Kornai’s ideas, transmitted through diverse channels, flooded into Chinese debates, including the 1986 publication of the Chinese translation of Economics of Shortage. Dozens of articles in periodicals introduced an even wider readership to what Dushu, then a prominent liberal magazine, called the “enlightening” views of Kornai, whom they dubbed “the economic theorist that reform cried out for.” “Kornai fever” would go onto fuel sales of over 100,000 copies of the Hungarian economist’s book. Kornai was mentioned hundreds of times in academic and research journals in the period 1986-1989, including in regional and provincial journals in areas as varied as Guangxi, Hubei, Anhui, and Heilongjiang. …

These authors placed particular emphasis on two related aspects of the book: why the shortage economy was innate to socialism and how enterprise behavior under socialism created shortage phenomena—focusing, as a result, on Kornai’s arguments about the “soft budget constraint” and “paternalism.” These ideas, which the reviewers defined as priorities to address in future reforms in China, would remain the most salient aspects of Kornai’s thought for Chinese economists.

This jibes with my own experience; I discovered Kornai’s work from Chinese references to the term “soft budget constraint” in writings on state-owned enterprise reform. But while the soft budget constraint is brilliantly useful conceptual tool, being able to identify the problem of soft budget constraints has not enabled China to solve it. In fact the simplest diagnosis of the problems of the post-2008 Chinese economy is probably that budget constraints, which had been getting harder, became a lot softer.

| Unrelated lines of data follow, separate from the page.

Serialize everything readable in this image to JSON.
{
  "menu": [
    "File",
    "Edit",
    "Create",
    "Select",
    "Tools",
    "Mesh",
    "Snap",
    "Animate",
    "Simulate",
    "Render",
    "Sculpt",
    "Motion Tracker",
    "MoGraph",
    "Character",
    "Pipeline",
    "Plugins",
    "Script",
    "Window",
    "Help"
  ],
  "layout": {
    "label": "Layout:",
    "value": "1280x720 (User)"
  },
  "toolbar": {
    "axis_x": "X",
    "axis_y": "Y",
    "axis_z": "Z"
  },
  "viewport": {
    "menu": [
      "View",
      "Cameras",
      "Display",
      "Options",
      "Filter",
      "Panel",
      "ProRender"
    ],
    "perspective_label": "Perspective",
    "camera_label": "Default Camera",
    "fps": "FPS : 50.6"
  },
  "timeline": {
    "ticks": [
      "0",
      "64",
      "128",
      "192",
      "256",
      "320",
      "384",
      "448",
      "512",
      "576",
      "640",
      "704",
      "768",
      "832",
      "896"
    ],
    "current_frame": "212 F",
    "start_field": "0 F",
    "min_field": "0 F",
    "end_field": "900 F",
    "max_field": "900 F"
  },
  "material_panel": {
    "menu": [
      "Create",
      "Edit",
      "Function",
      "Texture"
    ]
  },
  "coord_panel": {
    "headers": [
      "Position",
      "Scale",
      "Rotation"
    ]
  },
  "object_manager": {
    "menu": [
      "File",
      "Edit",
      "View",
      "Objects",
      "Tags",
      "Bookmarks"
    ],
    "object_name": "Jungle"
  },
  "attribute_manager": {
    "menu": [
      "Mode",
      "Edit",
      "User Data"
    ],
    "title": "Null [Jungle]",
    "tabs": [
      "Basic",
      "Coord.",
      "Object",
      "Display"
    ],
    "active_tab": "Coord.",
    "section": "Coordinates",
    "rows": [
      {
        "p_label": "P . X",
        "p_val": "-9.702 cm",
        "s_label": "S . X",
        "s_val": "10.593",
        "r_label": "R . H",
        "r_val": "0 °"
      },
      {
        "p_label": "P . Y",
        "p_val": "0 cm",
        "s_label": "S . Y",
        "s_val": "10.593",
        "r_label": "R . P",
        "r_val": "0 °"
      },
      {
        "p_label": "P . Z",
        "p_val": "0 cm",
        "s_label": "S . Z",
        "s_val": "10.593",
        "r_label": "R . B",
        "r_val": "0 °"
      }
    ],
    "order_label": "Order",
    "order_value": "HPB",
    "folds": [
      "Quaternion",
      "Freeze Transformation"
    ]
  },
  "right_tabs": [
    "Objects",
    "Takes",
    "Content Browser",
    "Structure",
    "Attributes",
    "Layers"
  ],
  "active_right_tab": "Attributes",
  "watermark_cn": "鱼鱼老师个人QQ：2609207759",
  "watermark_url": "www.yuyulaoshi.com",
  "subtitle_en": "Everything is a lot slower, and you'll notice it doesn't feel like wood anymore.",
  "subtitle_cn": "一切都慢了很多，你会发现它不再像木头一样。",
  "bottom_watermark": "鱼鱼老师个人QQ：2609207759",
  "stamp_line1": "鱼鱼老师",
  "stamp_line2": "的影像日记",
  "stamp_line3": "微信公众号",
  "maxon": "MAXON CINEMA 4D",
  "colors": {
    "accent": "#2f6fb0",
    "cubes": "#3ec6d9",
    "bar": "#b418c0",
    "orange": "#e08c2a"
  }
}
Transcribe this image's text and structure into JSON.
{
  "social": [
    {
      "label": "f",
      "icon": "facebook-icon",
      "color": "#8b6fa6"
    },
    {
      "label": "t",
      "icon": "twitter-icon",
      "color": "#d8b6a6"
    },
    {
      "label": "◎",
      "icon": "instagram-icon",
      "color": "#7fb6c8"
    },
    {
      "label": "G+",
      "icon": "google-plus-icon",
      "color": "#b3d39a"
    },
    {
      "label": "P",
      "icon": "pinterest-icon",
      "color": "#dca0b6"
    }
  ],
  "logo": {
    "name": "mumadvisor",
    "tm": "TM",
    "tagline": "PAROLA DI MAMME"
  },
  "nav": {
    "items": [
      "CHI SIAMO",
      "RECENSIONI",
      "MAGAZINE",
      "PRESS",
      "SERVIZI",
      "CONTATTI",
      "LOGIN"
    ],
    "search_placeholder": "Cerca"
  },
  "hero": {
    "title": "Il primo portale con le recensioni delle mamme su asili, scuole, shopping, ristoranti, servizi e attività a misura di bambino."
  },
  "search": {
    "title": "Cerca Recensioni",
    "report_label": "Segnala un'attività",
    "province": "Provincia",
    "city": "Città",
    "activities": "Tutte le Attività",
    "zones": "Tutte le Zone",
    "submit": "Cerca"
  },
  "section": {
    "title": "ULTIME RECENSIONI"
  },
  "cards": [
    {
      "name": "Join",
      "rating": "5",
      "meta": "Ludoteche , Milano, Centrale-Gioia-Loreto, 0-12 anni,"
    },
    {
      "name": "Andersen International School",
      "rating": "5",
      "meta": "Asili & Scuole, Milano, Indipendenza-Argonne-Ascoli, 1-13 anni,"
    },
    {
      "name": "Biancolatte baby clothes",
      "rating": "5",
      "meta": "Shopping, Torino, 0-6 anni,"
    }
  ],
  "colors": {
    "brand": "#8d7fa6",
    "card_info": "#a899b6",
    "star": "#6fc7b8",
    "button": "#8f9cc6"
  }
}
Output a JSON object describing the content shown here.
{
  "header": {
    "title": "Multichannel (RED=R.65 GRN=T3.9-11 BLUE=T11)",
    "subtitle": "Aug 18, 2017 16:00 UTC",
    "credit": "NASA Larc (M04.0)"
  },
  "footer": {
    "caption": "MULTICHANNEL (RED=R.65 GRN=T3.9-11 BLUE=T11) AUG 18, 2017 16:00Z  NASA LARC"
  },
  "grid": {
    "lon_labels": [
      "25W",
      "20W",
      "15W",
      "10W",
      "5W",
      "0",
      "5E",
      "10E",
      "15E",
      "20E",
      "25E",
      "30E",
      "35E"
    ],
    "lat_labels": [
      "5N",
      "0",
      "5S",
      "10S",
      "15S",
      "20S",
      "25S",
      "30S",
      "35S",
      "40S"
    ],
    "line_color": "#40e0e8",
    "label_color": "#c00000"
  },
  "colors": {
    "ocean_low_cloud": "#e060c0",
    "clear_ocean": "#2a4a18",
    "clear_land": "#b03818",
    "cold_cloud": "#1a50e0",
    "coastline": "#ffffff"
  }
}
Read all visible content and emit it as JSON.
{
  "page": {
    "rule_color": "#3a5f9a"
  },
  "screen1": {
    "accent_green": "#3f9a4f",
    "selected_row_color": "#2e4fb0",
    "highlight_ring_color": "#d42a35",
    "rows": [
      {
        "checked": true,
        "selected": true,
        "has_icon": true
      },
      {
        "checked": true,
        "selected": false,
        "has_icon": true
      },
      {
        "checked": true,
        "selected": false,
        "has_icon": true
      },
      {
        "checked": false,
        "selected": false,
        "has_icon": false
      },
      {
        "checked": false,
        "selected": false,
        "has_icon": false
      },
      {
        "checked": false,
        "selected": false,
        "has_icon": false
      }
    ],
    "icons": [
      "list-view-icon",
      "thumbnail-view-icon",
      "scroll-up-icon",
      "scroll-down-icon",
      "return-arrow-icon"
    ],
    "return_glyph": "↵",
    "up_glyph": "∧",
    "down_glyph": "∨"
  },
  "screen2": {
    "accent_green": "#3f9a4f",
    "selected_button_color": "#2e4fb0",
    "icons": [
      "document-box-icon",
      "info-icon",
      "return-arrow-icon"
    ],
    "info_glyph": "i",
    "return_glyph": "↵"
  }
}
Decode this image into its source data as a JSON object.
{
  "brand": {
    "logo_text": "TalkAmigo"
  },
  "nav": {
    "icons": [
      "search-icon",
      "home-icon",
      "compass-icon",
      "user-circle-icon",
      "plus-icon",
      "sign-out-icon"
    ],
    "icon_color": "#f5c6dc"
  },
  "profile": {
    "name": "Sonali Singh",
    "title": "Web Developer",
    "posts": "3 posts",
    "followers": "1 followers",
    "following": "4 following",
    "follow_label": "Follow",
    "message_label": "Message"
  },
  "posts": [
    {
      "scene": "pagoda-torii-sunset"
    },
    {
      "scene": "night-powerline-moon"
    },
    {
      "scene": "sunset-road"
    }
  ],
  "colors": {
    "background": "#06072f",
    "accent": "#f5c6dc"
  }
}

Kornai’s most important contribution may actually have been to articulate the idea a market economy could still be regulated or managed by the government through indirect means–the fiscal and monetary policies used in Western economies–rather than the direct planning characteristic of socialism.

There is much testimony that Kornai’s presentation on this theme at the 1985 Bashan conference helped many Chinese reformers clarify the direction in which they wanted to head. They knew that they didn’t want a planned economy any more, but they were also very uncomfortable with the idea of an economy completely driven by random market forces. Kornai’s presentation helped square the circle, and Gewirtz shows how the deceptively simple concept of a “market economy with macroeconomic management” eventually became an official goal and (more or less) a reality. Kornai himself recognized how unlikely this whole chain of events was:

It’s very strange that in my own little country [I was ignored] most of the time, and in this giant country I was able to speak at a certain historical moment when one billion people wanted to hear exactly what I wanted to say. That was a very rare moment, and good luck.

One Comment

  1. Very interesting review — I have ordered Gewirtz’ book.. I still have (somewhere) my copy of the Chinese translation of “Economics of Shortage”, a brilliant work. In addition to ‘soft budget constraint’, Kornai’s closely related concept of ‘investment hunger’ is still very relevant in China today. Thanks, Andrew.